Recent comments from Turtlekill
have stimulated me to consider alternative ways in which a person might wish to order his/her life. Both men and women are being shortchanged by current societal expectations.
For women, some evidence suggests that having children at an early age (in her twenties) produces health benefits for both mother and child. But all health concerns aside, is it possible that there is something inherent in the process of raising a very young child that teaches something to a parent that cannot be easily learned any other way? Is it possible that child-raising itself offers benefits to the mother (primarily), that will stand her in good stead in the course of her later career?
I suggest that this is the case, that watching and aiding the physical and mental development of a very small child provides a learning experience that is very profound and very valuable. Such an experience is also frequently very rewarding emotionally, and frequently not regarded as a sacrifice.

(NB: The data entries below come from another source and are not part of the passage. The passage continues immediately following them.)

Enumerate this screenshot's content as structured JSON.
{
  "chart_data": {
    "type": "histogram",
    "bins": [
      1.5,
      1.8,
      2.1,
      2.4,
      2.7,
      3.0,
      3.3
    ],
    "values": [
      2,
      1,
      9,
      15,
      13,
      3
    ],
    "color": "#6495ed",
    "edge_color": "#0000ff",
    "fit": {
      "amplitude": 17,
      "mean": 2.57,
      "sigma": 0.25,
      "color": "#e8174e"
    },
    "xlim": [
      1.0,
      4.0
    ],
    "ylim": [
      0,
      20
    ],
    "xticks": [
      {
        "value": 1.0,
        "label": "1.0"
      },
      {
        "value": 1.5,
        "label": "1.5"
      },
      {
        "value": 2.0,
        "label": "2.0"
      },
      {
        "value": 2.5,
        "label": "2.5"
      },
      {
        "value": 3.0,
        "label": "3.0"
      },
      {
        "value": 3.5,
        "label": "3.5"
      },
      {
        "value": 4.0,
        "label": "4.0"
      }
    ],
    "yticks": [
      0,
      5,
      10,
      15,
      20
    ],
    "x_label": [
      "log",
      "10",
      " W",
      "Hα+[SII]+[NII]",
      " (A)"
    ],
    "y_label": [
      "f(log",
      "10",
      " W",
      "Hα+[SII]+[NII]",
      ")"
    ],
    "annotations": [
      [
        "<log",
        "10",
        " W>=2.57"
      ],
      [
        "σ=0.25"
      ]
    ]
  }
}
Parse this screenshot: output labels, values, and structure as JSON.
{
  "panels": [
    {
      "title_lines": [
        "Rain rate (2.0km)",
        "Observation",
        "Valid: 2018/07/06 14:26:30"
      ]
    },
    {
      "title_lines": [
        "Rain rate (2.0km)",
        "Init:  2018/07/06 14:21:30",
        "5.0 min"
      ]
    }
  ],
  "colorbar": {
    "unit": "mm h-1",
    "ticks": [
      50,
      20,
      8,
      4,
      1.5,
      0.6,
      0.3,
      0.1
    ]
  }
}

A woman trained in human nature by very young professors-in-diapers, can be a formidable judge of character indeed. Often what seems to be missing in trial judges in courts of law, entrepreneurs, and rising executives in enterprise, is that very character judgement. Yet so often professors of feminism discourage young women from having children early, and disparage and criticise women who make such a choice for early child rearing. Perhaps they lack good judgement themselves?
Young men are also putting off marriage and child-rearing later and later in their lives. ( Why should they buy the cow when they can get the milk for free, so to speak?) It is not only the mother who learns from the young child. If the father will pay attention and attend to the child himself, he could also learn a great deal about human nature, and also gain an emotional reward.Education
It is expected that children of college educated parents will also go to college, and beyond. In fact, it is desired, "societally", that most youth should graduate from high school and go on to graduate from college. But is that the best plan for the youth, and for "society?"
With the internet (and before that with public libraries), virtually everyone can have the knowledge base and erudition of the college educated, regardless of their formal educational attainment--as long as they can read and learn to operate a computer. With faster connection speeds and more advanced interfaces, virtually any type of knowledge or skill will be available over the net.
The lack of a college degree did not keep some of the most famous billionaires and tycoons from achieving their wealth. In a large part of the world, it is still a person's capacity to achieve that counts, rather than the degrees behind the name. Children and youth need to learn real world skills, and problem-solving skills well enough that they acquire justified confidence in their ability to make their way in the world. A college degree is no substitute for confidence based upon achievement.
Unfortunately, the educational system in the west is devised to deny children and youth the opportunity to achieve anything meaningful. This is because the people who devise and revise the educational system do not have real-world skills themselves, so fail to see any value in them. Educated idiots, is the cruel but accurate description for a large proportion of university professors and professors of education. How are these educated idiots going to help students to acquire necessary skills that the idiots do not even recognise as important?
University of Minnesota scholars Harkins and Moravec
have put forward a bold plan for making universities relevant again. Their Leapfrog University proposal
is a hopeful and reasonable approach to making universities a fertile bed for growing solutions to societies problems.
But not everyone, not even most, perhaps, should go to university. A university education is no guarantee of success or competence. The more society tries to force everyone to get a college degree, the less value the certificate seems to have. Then you need a masters, a doctorate, a post-doc, a post-post-doctoral fellowship, and so on, to distinguish yourself academically.
But in the real world, it is competence that counts. Competence and confidence that is based upon competence. One alternative to college for young men (and recently for young women) has always been military service. Many young people go into the military uncertain and unskilled, and come out with job competencies that in civilian life might have taken much longer to acquire.
In an opportunity society, it is entrepreneurs and independent businesspeople who have the greatest potential for economic growth. In the independent business world, you do not generally need a degree if you have the competence. This is more true in the trades, in businesses that service the large businesses, and in new pioneer industries, where rigour mortis has not set in, as it has in the professions.
An intelligent high school dropout can still apprentice in a trade, learn the business, then strike out on his/her own. If able to out-compete, the dropout can grow a new business to an impressive size, and either cash it in or move to a supervisory and planning role and live on the proceeds. Not bad for a dropout. Better to have the degree, perhaps, but there are ways to compensate if people are open to them.
How many people have internalised the attitude of "failure" or "loser" because of the limited and overly critical attitude of many in society toward educational and professional achievement? How many of these go on to become failures, losers, drunks, junkies, etc. because of this subconscious internalisation of society's attitudes? What might they have contributed if they had been given all their options when they were young?
But how could they, when there is such prejudice against alternative orderings of one's life? When their teachers themselves serve merely as conformist enforcers for the larger society?
These are very interesting things to consider. Do not for a moment believe that this blog has seen the last of speculations on this topic.